Os softwares evoluíram significativamente, não só no campo da gestão de clínicas veterinárias, mas também no processamento de imagens, na análise de dados e na comunicação com os clientes.
Esse contexto contribuiu para o desenvolvimento de uma das mais importantes inovações tecnológicas na área da medicina veterinária: a impressão tridimensional. Essa tecnologia tem sido aplicada principalmente nas áreas da ortopedia e da cirurgia, na educação, no treinamento, na pesquisa e no fornecimento de medicamentos; contudo, as perspectivas do seu uso na medicina veterinária são ainda muito mais amplas.

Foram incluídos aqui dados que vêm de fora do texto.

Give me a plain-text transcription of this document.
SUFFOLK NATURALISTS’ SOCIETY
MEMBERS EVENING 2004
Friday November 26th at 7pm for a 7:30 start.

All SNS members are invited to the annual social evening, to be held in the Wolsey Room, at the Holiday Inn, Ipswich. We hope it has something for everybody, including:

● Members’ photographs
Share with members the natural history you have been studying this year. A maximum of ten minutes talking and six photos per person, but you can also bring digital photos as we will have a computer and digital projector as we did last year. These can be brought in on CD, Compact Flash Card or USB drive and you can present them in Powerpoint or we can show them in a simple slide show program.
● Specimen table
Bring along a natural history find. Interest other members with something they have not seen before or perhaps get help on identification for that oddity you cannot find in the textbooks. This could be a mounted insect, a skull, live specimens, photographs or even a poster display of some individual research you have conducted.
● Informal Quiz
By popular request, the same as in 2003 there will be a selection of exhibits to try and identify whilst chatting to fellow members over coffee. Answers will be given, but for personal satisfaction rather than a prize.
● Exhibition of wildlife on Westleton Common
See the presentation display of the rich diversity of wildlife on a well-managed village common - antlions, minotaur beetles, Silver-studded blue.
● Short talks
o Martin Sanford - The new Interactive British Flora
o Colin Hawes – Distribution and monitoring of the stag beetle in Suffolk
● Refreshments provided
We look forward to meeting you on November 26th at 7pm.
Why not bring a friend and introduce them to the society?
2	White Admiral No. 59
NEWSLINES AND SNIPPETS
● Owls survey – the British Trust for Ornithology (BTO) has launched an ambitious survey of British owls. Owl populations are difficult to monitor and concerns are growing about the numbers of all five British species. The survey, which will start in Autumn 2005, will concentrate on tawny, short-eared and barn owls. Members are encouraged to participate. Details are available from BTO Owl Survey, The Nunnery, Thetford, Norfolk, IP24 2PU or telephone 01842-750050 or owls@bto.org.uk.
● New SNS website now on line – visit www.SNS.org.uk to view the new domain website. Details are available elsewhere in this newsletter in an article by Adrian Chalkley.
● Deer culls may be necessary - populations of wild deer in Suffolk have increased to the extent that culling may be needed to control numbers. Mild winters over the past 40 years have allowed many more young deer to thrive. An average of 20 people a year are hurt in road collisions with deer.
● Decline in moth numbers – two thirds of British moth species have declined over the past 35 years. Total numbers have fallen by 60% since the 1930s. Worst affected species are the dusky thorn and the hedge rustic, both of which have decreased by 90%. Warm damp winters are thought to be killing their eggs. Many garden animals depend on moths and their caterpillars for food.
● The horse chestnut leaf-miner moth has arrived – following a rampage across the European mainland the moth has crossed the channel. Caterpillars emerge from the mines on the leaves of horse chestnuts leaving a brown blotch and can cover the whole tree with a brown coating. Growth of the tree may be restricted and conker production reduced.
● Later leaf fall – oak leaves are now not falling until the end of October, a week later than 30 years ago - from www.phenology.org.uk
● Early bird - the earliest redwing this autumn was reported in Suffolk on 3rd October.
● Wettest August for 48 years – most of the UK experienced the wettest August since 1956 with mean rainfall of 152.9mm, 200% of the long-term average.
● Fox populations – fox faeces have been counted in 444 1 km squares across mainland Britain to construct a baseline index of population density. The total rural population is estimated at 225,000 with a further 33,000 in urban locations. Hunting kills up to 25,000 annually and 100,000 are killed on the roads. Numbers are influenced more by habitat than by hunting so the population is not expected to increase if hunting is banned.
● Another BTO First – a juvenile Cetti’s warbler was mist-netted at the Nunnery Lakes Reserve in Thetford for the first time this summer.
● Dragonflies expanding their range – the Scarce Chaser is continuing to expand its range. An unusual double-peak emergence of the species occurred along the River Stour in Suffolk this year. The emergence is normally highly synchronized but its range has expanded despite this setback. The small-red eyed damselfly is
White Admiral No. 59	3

A impressão 3D é um tipo de processo de fabricação no qual materiais como plástico ou metal são depositados em camadas para criar um objeto 3D a partir de um modelo digital. Esse método de fabricação aditiva tem a vantagem de fabricar objetos com geometria complexa de forma livre, o que é impossível usando os métodos tradicionais de fabricação.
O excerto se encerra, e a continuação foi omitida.